I can't believe this discussion is necessary.
I suppose it's interesting as far as the legality debate goes, but...seriously. It's 2008. It seems we just don't learn much from our past struggles with human/civil rights.
I completely understand the sentiment that a discussion about this topic can be "behind the times"
Like I said, I'm not really interested in a debate about homosexuality, but I do have to say that the reason I have a problem with legalized gay marriage is that I believe all tax benefits associated with marriage should be tied to children. Due to the fact that married people produce the huge majority of children, they are entitled to tax benefits whether they have kids or not. IMO IF the government is going to continue this blanket tax policy, it should not apply to those who are obviously unable to produce offspring.
Adoptions should also carry specific tax benefits.
I don't think there is anything old fashioned about my opinions.
It seems to me like the Supreme Court did in fact have the authority to make this decision, but it bothers me because I believe most judges would not be able to separate their personal feelings about homosexuality from the law.
I'm sure someone has already addressed this but....CA's decision to apply strict scrutiny seems right...
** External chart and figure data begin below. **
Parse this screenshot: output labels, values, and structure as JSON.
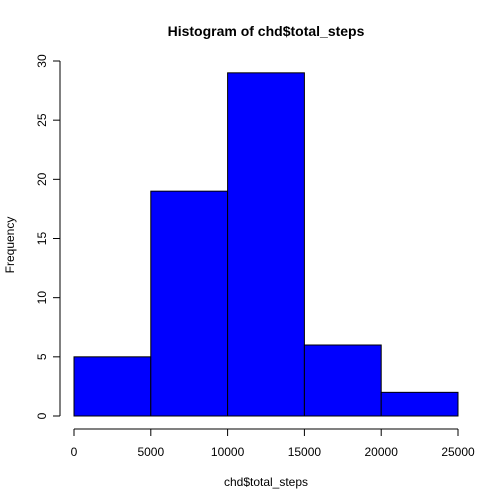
{
  "chart_data": {
    "type": "bar",
    "title": "Histogram of chd$total_steps",
    "xlabel": "chd$total_steps",
    "ylabel": "Frequency",
    "bins": [
      {
        "start": 0,
        "end": 5000,
        "count": 5
      },
      {
        "start": 5000,
        "end": 10000,
        "count": 19
      },
      {
        "start": 10000,
        "end": 15000,
        "count": 29
      },
      {
        "start": 15000,
        "end": 20000,
        "count": 6
      },
      {
        "start": 20000,
        "end": 25000,
        "count": 2
      }
    ],
    "xlim": [
      0,
      25000
    ],
    "ylim": [
      0,
      30
    ],
    "x_ticks": [
      0,
      5000,
      10000,
      15000,
      20000,
      25000
    ],
    "y_ticks": [
      0,
      5,
      10,
      15,
      20,
      25,
      30
    ],
    "bar_color": "#0000ff",
    "border_color": "#000000",
    "grid": false,
    "legend": "none"
  }
}
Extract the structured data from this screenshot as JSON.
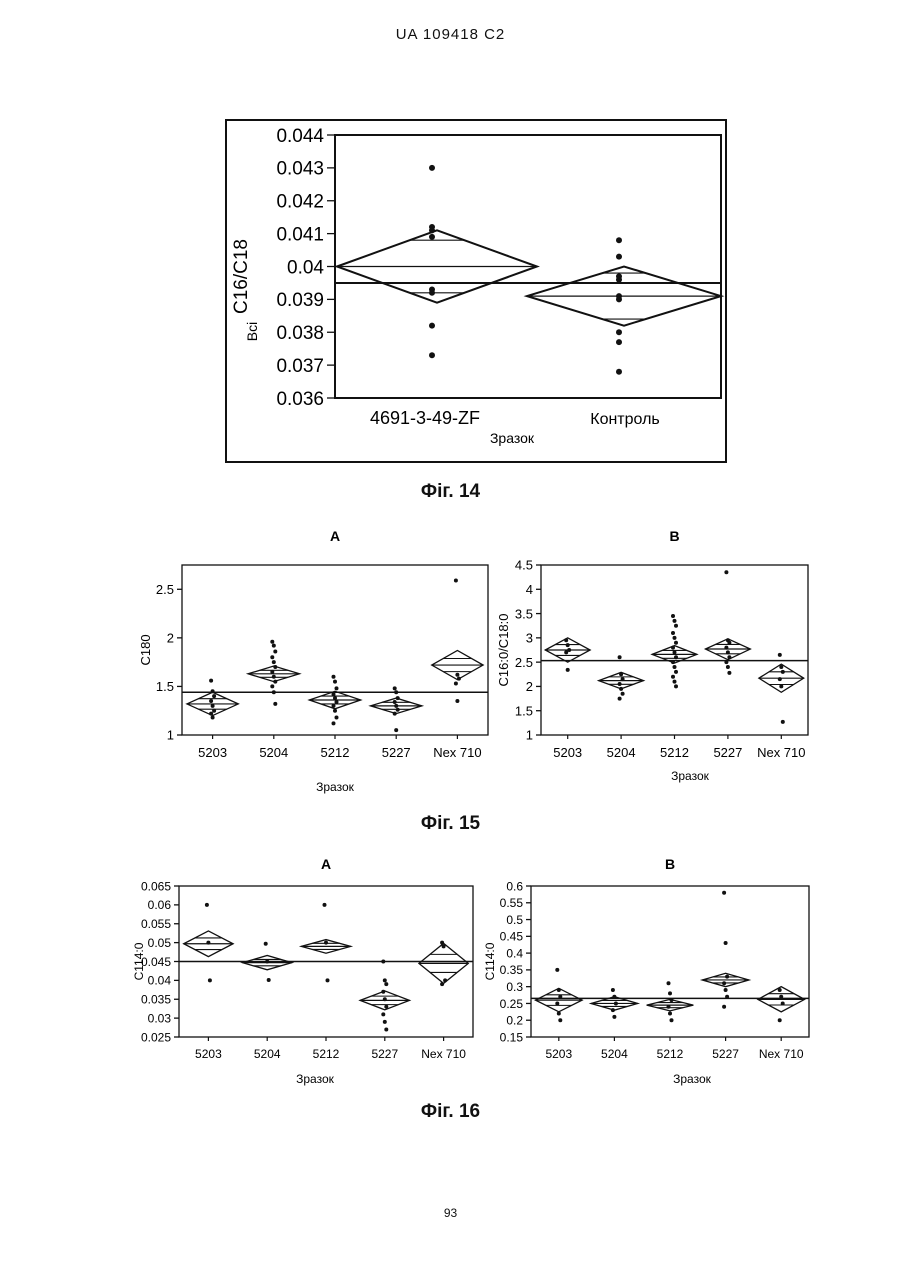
{
  "page": {
    "header": "UA   109418   C2",
    "page_number": "93",
    "fig14_caption": "Фіг. 14",
    "fig15_caption": "Фіг. 15",
    "fig16_caption": "Фіг. 16"
  },
  "chart_data": [
    {
      "id": "fig14",
      "type": "scatter",
      "title": "",
      "ylabel": "C16/C18",
      "ylabel_prefix": "Всі",
      "xlabel": "Зразок",
      "ylim": [
        0.036,
        0.044
      ],
      "yticks": [
        0.036,
        0.037,
        0.038,
        0.039,
        0.04,
        0.041,
        0.042,
        0.043,
        0.044
      ],
      "categories": [
        "4691-3-49-ZF",
        "Контроль"
      ],
      "grand_mean": 0.0395,
      "groups": [
        {
          "name": "4691-3-49-ZF",
          "mean": 0.04,
          "lower": 0.0389,
          "upper": 0.0411,
          "inner_low": 0.0392,
          "inner_high": 0.0408,
          "points": [
            0.043,
            0.0412,
            0.0411,
            0.0409,
            0.0393,
            0.0392,
            0.0382,
            0.0373
          ]
        },
        {
          "name": "Контроль",
          "mean": 0.0391,
          "lower": 0.0382,
          "upper": 0.04,
          "inner_low": 0.0384,
          "inner_high": 0.0398,
          "points": [
            0.0408,
            0.0403,
            0.0397,
            0.0396,
            0.0391,
            0.039,
            0.038,
            0.0377,
            0.0368
          ]
        }
      ]
    },
    {
      "id": "fig15a",
      "type": "scatter",
      "title": "A",
      "ylabel": "C180",
      "xlabel": "Зразок",
      "ylim": [
        1,
        2.75
      ],
      "yticks": [
        1,
        1.5,
        2,
        2.5
      ],
      "categories": [
        "5203",
        "5204",
        "5212",
        "5227",
        "Nex 710"
      ],
      "grand_mean": 1.44,
      "groups": [
        {
          "name": "5203",
          "mean": 1.32,
          "lower": 1.2,
          "upper": 1.44,
          "points": [
            1.56,
            1.45,
            1.4,
            1.35,
            1.3,
            1.25,
            1.22,
            1.18
          ]
        },
        {
          "name": "5204",
          "mean": 1.63,
          "lower": 1.55,
          "upper": 1.71,
          "points": [
            1.96,
            1.92,
            1.86,
            1.8,
            1.75,
            1.7,
            1.65,
            1.6,
            1.55,
            1.5,
            1.44,
            1.32
          ]
        },
        {
          "name": "5212",
          "mean": 1.36,
          "lower": 1.27,
          "upper": 1.45,
          "points": [
            1.6,
            1.55,
            1.48,
            1.42,
            1.38,
            1.34,
            1.3,
            1.25,
            1.18,
            1.12
          ]
        },
        {
          "name": "5227",
          "mean": 1.3,
          "lower": 1.22,
          "upper": 1.38,
          "points": [
            1.48,
            1.44,
            1.38,
            1.34,
            1.3,
            1.26,
            1.22,
            1.05
          ]
        },
        {
          "name": "Nex 710",
          "mean": 1.72,
          "lower": 1.57,
          "upper": 1.87,
          "points": [
            2.59,
            1.62,
            1.58,
            1.53,
            1.35
          ]
        }
      ]
    },
    {
      "id": "fig15b",
      "type": "scatter",
      "title": "B",
      "ylabel": "C16:0/C18:0",
      "xlabel": "Зразок",
      "ylim": [
        1,
        4.5
      ],
      "yticks": [
        1,
        1.5,
        2,
        2.5,
        3,
        3.5,
        4,
        4.5
      ],
      "categories": [
        "5203",
        "5204",
        "5212",
        "5227",
        "Nex 710"
      ],
      "grand_mean": 2.53,
      "groups": [
        {
          "name": "5203",
          "mean": 2.75,
          "lower": 2.5,
          "upper": 3.0,
          "points": [
            2.95,
            2.85,
            2.75,
            2.7,
            2.34
          ]
        },
        {
          "name": "5204",
          "mean": 2.12,
          "lower": 1.95,
          "upper": 2.29,
          "points": [
            2.6,
            2.25,
            2.15,
            2.05,
            1.95,
            1.85,
            1.75
          ]
        },
        {
          "name": "5212",
          "mean": 2.66,
          "lower": 2.48,
          "upper": 2.84,
          "points": [
            3.45,
            3.35,
            3.25,
            3.1,
            3.0,
            2.9,
            2.8,
            2.7,
            2.6,
            2.5,
            2.4,
            2.3,
            2.2,
            2.1,
            2.0
          ]
        },
        {
          "name": "5227",
          "mean": 2.77,
          "lower": 2.55,
          "upper": 2.98,
          "points": [
            4.35,
            2.95,
            2.9,
            2.8,
            2.7,
            2.6,
            2.5,
            2.4,
            2.28
          ]
        },
        {
          "name": "Nex 710",
          "mean": 2.17,
          "lower": 1.88,
          "upper": 2.46,
          "points": [
            2.65,
            2.4,
            2.3,
            2.15,
            2.0,
            1.27
          ]
        }
      ]
    },
    {
      "id": "fig16a",
      "type": "scatter",
      "title": "A",
      "ylabel": "C114:0",
      "xlabel": "Зразок",
      "ylim": [
        0.025,
        0.065
      ],
      "yticks": [
        0.025,
        0.03,
        0.035,
        0.04,
        0.045,
        0.05,
        0.055,
        0.06,
        0.065
      ],
      "categories": [
        "5203",
        "5204",
        "5212",
        "5227",
        "Nex 710"
      ],
      "grand_mean": 0.045,
      "groups": [
        {
          "name": "5203",
          "mean": 0.0497,
          "lower": 0.0463,
          "upper": 0.0531,
          "points": [
            0.06,
            0.05,
            0.04
          ]
        },
        {
          "name": "5204",
          "mean": 0.0447,
          "lower": 0.0428,
          "upper": 0.0466,
          "points": [
            0.0497,
            0.045,
            0.0401
          ]
        },
        {
          "name": "5212",
          "mean": 0.049,
          "lower": 0.0472,
          "upper": 0.0508,
          "points": [
            0.06,
            0.05,
            0.04
          ]
        },
        {
          "name": "5227",
          "mean": 0.0347,
          "lower": 0.0322,
          "upper": 0.0372,
          "points": [
            0.045,
            0.04,
            0.039,
            0.037,
            0.035,
            0.033,
            0.031,
            0.029,
            0.027
          ]
        },
        {
          "name": "Nex 710",
          "mean": 0.0445,
          "lower": 0.0392,
          "upper": 0.0498,
          "points": [
            0.05,
            0.049,
            0.04,
            0.039
          ]
        }
      ]
    },
    {
      "id": "fig16b",
      "type": "scatter",
      "title": "B",
      "ylabel": "C114:0",
      "xlabel": "Зразок",
      "ylim": [
        0.15,
        0.6
      ],
      "yticks": [
        0.15,
        0.2,
        0.25,
        0.3,
        0.35,
        0.4,
        0.45,
        0.5,
        0.55,
        0.6
      ],
      "categories": [
        "5203",
        "5204",
        "5212",
        "5227",
        "Nex 710"
      ],
      "grand_mean": 0.265,
      "groups": [
        {
          "name": "5203",
          "mean": 0.26,
          "lower": 0.225,
          "upper": 0.295,
          "points": [
            0.35,
            0.29,
            0.27,
            0.25,
            0.22,
            0.2
          ]
        },
        {
          "name": "5204",
          "mean": 0.25,
          "lower": 0.23,
          "upper": 0.27,
          "points": [
            0.29,
            0.27,
            0.25,
            0.23,
            0.21
          ]
        },
        {
          "name": "5212",
          "mean": 0.245,
          "lower": 0.228,
          "upper": 0.262,
          "points": [
            0.31,
            0.28,
            0.26,
            0.24,
            0.22,
            0.2
          ]
        },
        {
          "name": "5227",
          "mean": 0.32,
          "lower": 0.3,
          "upper": 0.34,
          "points": [
            0.58,
            0.43,
            0.33,
            0.31,
            0.29,
            0.27,
            0.24
          ]
        },
        {
          "name": "Nex 710",
          "mean": 0.262,
          "lower": 0.225,
          "upper": 0.3,
          "points": [
            0.29,
            0.27,
            0.25,
            0.2
          ]
        }
      ]
    }
  ]
}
discrete and insular class (carolene products footnote 4).... overinclusive/underinclusive etc. etc. (romer v.evans)
Even under rational basis, marriage discrimination is hard to justify (goodridge v. dep't of public health). The problem is that marriage discrimination is 'so woefully' overinclusive and underinclusive that it casts doubt upon the asserted state interest.
ex- there's nothing preventing 80 year old women nor infertile men from marrying so a state's claim that a discriminatory marriage policy furthers the interest of procreation is dubious.